REMO DI LEONARDO.
Se non riusciamo a leggere questo segno come il suggerimento per ripensare in modo diverso da prima, allora le sofferenze patite saranno vane.
Questa pandemia, ha messo tutto in discussione. Per che cosa viviamo? Perché lavoriamo? Perché non siamo capaci di fermarci? Perché siamo insofferenti alle regole civili? Perché abbiamo perso il senso dello stare in famiglia? Tutte domande che siamo costretti a farci di fronte alla grande paura della morte. Perché quello che ci terrorizza di più è sempre la sofferenza e la morte. La perdita delle persone che amiamo, dei legami d'affetto, delle relazioni d'amore. Questa pandemia ci costringe a pensare. Ci costringe a fare delle valutazioni sulla qualità della nostra vita. Ci costringe a guardarci negli occhi. A passare molto tempo con mogli e figli molto spesso, anche sconosciuti tra gli sconosciuti.
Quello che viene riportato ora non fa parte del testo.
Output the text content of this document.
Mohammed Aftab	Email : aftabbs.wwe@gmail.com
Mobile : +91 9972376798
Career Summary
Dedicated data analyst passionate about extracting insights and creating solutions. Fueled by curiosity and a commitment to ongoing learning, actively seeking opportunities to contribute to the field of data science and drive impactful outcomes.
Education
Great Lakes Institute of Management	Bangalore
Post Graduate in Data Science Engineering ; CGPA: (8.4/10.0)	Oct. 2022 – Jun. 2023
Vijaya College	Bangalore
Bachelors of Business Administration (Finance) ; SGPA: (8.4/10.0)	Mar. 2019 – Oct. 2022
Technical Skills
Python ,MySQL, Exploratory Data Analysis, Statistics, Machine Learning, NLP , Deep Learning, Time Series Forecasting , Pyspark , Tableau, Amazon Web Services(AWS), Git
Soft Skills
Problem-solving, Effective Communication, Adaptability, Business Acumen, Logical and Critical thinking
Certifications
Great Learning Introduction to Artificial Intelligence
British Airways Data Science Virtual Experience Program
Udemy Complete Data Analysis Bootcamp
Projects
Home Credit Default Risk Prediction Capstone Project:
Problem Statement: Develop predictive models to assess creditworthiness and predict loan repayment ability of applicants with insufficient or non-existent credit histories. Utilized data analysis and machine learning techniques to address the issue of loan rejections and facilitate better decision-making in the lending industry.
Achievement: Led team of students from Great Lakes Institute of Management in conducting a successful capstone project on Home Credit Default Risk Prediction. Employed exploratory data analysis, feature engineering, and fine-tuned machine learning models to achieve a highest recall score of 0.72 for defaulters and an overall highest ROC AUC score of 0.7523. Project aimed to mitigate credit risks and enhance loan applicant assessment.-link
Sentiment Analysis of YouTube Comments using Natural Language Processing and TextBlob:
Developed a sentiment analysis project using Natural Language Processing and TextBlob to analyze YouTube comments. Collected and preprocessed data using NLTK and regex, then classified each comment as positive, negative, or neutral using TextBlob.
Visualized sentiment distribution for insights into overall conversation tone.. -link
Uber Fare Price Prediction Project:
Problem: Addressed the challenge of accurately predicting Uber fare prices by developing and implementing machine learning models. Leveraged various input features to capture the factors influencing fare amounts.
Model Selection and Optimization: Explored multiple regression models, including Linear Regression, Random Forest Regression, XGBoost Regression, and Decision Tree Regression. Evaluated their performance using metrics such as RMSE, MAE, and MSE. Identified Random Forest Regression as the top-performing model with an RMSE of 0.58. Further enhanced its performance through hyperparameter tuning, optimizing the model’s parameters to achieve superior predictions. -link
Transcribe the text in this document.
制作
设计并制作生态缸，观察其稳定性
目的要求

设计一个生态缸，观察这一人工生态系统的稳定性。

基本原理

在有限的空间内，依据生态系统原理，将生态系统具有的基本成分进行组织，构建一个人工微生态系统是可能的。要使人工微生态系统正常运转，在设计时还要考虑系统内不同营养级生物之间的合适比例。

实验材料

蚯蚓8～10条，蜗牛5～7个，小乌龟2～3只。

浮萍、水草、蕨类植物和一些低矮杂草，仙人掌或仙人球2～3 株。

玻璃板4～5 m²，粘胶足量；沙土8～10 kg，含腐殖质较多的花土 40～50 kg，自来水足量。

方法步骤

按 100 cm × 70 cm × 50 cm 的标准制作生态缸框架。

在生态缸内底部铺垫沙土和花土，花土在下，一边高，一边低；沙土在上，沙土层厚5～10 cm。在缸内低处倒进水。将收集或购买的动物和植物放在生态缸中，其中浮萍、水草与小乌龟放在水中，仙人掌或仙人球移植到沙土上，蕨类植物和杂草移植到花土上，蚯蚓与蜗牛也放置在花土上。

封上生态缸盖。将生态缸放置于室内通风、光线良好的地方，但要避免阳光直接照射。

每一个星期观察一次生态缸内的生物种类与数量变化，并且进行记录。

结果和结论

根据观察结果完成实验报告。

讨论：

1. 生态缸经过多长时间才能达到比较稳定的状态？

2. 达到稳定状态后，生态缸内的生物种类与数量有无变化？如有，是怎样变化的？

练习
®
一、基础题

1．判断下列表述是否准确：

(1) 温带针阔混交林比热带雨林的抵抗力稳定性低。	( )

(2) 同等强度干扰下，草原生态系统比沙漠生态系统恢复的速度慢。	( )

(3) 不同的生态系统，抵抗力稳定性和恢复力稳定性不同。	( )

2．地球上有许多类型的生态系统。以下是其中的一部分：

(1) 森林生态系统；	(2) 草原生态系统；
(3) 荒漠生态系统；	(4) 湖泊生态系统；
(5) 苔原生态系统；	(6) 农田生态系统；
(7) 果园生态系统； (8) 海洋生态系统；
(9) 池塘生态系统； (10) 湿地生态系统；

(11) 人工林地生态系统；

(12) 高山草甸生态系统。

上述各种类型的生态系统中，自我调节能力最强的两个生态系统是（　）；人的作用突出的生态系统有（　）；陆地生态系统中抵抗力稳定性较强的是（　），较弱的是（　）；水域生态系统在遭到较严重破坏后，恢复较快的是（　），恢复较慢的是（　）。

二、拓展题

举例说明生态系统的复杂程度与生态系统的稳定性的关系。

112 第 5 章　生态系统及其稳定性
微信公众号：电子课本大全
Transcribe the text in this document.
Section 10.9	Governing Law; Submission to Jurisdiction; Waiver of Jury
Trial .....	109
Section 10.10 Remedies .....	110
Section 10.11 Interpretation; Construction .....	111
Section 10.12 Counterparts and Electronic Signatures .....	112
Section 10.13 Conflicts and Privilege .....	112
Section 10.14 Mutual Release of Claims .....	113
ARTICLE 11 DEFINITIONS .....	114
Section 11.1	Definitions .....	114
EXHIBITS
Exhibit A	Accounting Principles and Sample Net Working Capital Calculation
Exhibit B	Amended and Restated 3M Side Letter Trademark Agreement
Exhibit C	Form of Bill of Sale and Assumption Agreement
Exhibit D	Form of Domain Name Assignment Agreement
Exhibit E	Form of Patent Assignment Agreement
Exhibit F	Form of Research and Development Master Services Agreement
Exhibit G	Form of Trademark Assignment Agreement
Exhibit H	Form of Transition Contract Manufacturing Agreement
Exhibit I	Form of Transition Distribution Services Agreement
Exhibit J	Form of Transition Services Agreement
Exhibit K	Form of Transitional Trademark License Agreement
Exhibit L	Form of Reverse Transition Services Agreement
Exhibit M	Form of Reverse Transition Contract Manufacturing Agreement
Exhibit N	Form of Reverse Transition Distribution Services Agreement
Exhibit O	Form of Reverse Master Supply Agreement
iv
In questi giorni torniamo a sperimentare l'angoscia della morte collettiva, il naufragio delle identità costruite sul lavoro, la fragilità della salute, il dolore della lontananza, la privazione della libertà di movimento.
Non abbiamo neanche il conforto delle cerimonie religiose, che hanno un potere enorme di consolazione - per chi crede - nelle tribolazioni della vita. Chi muore in questi giorni non ha neanche il diritto a un funerale.
Sono giorni durissimi, che avranno conseguenze su tutti gli aspetti della nostra vita e che sedimenteranno nell'inconscio, paure da cui non sarà facile svincolarsi così facilmente.
Questa pandemia c'insegna che abbiamo bisogno di una sanità pubblica e gratuita, di una scuola capace di generare modelli educativi adatti alla complessità del nostro tempo. Abbiamo bisogno di ricerca scientifica e di educazione socio-sanitaria. Abbiamo bisogno di centri specializzati per i disabili e luoghi di rifugio per chi si trova in difficoltà. Abbiamo bisogno di uomini e donne di buona volontà che siano disponibili a lavorare per il bene comune superando l'egoismo e la logica del tornaconto personale.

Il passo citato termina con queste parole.